6. Decide next action
WorkflowAgent uses the score, recommendation, retry count, weak topics, and session history to decide whether the user should advance, retry with a hint, or reveal the answer.
7. Store memory
Azure Cosmos DB stores the session data so the system can later support old flashcards, weak-topic review, and personalized retry sessions.
- React
- HTML
- CSS
- JavaScript
- Python
- FastAPI
- Uvicorn
- PyMuPDF
- Azure OpenAI
- Microsoft Foundry
- Microsoft Agent Framework
- Azure Speech
- Azure Cosmos DB
- Azure App Service
- Azure Static Web App
Before running the project, make sure you have:
- Python 3.11+
- Azure subscription
- Azure OpenAI / Microsoft Foundry project
- Azure Speech resource
- Azure Cosmos DB account
- Node.js or a simple local HTTP server for the frontend
This project can run in two modes:
Local development mode
- Frontend:
http://localhost:5500 - Backend:
http://127.0.0.1:8000 - The backend still connects to Azure Cosmos DB, Azure Speech, Azure OpenAI, and Microsoft Foundry.
Cloud deployment mode
- Frontend: Azure Static Web Apps
- Backend: Azure App Service
- The deployed frontend is hosted on Azure Static Web Apps:
https://yellow-moss-0a08bda1e.7.azurestaticapps.net
git clone https://github.com/juliairsalina/agentic-study-companion.git
cd agentic-study-companionCreate a .env file inside the backend/ folder:
cd backend
touch .envConfigure the following variables:
| Environment Variable | Example Value | Description |
|---|---|---|
FOUNDRY_PROJECT_ENDPOINT |
https://your-resource-name.openai.azure.com/api/projects/your-project-name |
Microsoft Foundry project endpoint used by the agents. |
FOUNDRY_MODEL |
gpt-4.1-mini |
Model deployment used by ContentAgent, CoachAgent, and WorkflowAgent. |
AZURE_OPENAI_API_KEY |
***** |
API key for Azure OpenAI access. Do not expose publicly. |
AZURE_SPEECH_KEY |
***** |
Azure Speech resource key for speech-to-text transcription. |
AZURE_SPEECH_REGION |
koreacentral |
Azure region for the Speech resource. |
APP_HOST |
0.0.0.0 |
Host address for running the backend server. |
APP_PORT |
8000 |
Port number for the FastAPI backend. |
COSMOS_DB_ENDPOINT |
https://database-endpoint.documents.azure.com |
Azure Cosmos DB endpoint for storing study sessions. |
COSMOS_DB_KEY |
***** |
Azure Cosmos DB access key.

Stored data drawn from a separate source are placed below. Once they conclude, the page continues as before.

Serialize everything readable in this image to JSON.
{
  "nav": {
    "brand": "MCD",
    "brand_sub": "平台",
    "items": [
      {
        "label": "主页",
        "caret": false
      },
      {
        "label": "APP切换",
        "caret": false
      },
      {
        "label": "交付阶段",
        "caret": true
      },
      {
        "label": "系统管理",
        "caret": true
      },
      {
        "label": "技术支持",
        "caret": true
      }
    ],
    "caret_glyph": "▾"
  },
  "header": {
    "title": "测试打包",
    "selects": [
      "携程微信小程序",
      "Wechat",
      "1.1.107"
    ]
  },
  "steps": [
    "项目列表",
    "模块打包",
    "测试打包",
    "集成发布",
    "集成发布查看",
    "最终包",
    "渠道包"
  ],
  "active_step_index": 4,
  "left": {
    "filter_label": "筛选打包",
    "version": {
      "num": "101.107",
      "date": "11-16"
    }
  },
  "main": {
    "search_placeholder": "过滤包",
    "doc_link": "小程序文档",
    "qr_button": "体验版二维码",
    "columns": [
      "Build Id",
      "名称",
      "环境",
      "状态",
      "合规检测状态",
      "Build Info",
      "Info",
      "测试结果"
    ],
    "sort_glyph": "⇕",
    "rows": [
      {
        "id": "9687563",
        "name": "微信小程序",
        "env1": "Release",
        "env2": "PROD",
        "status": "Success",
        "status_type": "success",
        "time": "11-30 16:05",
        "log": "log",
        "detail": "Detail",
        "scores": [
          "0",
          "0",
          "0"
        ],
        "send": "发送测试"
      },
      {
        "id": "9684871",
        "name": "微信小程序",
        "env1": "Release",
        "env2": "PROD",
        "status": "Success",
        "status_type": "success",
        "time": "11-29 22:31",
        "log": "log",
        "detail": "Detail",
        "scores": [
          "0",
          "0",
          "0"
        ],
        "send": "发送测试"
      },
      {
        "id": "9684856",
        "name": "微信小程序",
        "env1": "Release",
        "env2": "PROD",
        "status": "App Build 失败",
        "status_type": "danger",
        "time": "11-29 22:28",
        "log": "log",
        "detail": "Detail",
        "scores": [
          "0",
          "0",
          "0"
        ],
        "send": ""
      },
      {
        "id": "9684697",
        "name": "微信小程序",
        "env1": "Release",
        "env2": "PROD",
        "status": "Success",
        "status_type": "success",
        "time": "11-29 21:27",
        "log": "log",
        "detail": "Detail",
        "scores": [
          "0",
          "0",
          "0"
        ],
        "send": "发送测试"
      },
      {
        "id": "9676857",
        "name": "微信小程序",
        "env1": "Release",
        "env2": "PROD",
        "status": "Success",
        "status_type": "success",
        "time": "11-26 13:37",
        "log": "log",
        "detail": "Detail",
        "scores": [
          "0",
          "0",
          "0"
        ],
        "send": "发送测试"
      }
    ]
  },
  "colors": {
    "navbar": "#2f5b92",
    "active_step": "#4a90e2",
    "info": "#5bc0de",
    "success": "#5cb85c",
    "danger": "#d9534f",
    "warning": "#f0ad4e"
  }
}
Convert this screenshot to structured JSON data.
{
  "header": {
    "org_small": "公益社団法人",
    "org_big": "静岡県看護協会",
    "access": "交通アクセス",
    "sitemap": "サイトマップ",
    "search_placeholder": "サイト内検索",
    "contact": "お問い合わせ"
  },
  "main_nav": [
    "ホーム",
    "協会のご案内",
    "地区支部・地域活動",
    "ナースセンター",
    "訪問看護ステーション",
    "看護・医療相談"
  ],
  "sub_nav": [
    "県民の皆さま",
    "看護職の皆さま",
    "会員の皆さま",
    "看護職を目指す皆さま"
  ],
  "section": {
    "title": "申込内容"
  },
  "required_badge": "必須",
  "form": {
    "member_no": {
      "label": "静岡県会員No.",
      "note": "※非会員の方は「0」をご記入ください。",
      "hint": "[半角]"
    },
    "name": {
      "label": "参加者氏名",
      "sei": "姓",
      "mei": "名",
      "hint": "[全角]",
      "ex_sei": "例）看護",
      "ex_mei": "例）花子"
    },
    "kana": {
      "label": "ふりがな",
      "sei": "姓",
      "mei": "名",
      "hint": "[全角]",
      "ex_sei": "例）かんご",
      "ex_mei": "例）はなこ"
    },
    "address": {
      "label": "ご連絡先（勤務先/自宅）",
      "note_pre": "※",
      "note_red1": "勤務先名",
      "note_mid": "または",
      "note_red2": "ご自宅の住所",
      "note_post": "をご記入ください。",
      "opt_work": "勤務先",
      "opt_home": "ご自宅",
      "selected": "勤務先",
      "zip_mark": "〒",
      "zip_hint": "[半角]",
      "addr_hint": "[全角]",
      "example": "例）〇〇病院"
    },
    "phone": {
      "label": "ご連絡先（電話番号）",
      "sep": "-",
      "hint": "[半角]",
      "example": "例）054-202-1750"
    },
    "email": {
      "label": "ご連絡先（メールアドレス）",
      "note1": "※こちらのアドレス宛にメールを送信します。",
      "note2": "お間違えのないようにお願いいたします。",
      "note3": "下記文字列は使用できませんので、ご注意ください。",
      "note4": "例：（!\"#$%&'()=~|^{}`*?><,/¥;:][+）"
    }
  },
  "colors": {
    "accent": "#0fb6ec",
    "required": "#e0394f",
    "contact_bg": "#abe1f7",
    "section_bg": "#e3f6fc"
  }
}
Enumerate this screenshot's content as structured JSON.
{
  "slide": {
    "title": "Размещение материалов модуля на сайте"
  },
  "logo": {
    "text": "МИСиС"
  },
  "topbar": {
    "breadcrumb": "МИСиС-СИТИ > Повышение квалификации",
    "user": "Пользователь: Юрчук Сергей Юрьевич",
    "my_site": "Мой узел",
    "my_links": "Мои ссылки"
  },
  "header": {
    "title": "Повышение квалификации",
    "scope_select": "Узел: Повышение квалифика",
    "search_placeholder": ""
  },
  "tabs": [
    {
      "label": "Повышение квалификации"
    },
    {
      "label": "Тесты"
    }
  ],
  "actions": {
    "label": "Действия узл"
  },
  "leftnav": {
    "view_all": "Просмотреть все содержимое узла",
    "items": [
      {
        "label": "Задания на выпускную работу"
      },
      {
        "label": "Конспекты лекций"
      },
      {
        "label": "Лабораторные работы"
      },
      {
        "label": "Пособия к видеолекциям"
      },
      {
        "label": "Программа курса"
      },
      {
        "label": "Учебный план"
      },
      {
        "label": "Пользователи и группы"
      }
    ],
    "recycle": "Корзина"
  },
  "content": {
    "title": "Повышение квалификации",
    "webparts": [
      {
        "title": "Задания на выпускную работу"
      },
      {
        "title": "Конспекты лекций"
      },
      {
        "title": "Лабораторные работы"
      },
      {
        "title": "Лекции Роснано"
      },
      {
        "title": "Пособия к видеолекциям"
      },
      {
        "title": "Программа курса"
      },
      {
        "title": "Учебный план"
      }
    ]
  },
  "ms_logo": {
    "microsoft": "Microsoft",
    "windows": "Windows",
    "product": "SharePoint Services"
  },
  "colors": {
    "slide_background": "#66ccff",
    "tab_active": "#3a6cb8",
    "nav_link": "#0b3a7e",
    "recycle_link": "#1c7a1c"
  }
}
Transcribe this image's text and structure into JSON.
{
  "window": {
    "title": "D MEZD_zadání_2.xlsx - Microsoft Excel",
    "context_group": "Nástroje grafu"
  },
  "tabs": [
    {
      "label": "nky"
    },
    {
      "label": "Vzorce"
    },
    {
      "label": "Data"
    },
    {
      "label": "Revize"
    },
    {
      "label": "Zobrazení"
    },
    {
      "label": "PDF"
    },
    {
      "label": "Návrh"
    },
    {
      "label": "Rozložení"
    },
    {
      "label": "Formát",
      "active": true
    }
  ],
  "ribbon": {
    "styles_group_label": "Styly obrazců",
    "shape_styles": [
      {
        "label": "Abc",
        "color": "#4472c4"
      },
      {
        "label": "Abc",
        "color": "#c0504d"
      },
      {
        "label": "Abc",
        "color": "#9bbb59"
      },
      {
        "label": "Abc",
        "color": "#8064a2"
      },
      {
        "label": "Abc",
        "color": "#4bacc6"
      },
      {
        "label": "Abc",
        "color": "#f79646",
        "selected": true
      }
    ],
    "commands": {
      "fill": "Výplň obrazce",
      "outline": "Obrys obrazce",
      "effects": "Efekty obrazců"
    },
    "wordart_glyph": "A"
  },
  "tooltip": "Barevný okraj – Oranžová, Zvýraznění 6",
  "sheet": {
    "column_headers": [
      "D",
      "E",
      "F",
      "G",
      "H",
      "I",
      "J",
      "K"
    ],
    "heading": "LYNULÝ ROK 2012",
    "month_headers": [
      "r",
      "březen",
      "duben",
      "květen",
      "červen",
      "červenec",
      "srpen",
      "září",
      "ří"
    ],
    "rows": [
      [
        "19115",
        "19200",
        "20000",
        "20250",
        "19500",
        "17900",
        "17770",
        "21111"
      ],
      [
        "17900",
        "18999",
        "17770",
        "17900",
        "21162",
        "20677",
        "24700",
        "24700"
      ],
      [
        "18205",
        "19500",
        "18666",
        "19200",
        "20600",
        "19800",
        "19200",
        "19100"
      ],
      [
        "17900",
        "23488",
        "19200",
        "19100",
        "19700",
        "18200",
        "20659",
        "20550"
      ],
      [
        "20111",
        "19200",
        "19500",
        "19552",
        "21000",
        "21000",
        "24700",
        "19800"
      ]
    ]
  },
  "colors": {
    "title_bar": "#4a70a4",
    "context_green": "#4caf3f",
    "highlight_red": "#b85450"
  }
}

Do not expose publicly. |
COSMOS_DB_DATABASE |
YappingStudyBuddy |
Cosmos DB database name. |
COSMOS_DB_CONTAINER |
sessions |
Cosmos DB container name for storing sessions. |
Inside the backend/ folder:
python -m venv .venv
source .venv/bin/activate
pip install -r requirements.txtBefore running locally or deploying, update the backend URL in:
frontend/index.html
For cloud deployment, I use the Azure App Service backend URL:
<script>
window.APP_CONFIG = {
BACKEND_BASE: "https://yapping-study-buddy.azurewebsites.net"
};
</script>For local development, use:
<script>
window.APP_CONFIG = {
BACKEND_BASE: "http://127.0.0.1:8000"
};
</script>Inside the backend/ folder:
uvicorn app.main:app --reload --port 8000Backend URL:
http://127.0.0.1:8000
API documentation:
http://127.0.0.1:8000/docs
Open another terminal from the project root:
cd frontend
python3 -m http.server 5500Frontend URL:
http://localhost:5500
Open the frontend:
http://localhost:5500
Then open the browser console and run:
window.APP_CONFIG.BACKEND_BASEFor local development, it should return:
http://127.0.0.1:8000
Test the backend connection:
fetch(window.APP_CONFIG.BACKEND_BASE + "/")
.then(r => r.json())
.then(console.log)
.catch(console.error)Expected result:
{
"message": "Study Companion API is running"
}- PDF upload
- PDF text extraction
- ContentAgent flashcard generation
- Multilingual question generation
- Flashcard carousel learning page
- Hint keyword display
- Spoken answer recording
- Azure Speech transcription
- CoachAgent semantic evaluation
- WorkflowAgent decision-making
- Session state tracking
- Cosmos DB session saving
- Old flashcard access
- Retry session for hint_retry cards
- Azure cloud deployment
- Add login and user-specific study history.
- Add progress dashboard and learning analytics.
- Add Azure AI Search for retrieval-augmented generation.
- Add multi-language speech recognition.
- Add stronger long-term memory for personalized weak-topic review.
- Add study streaks and adaptive spaced repetition.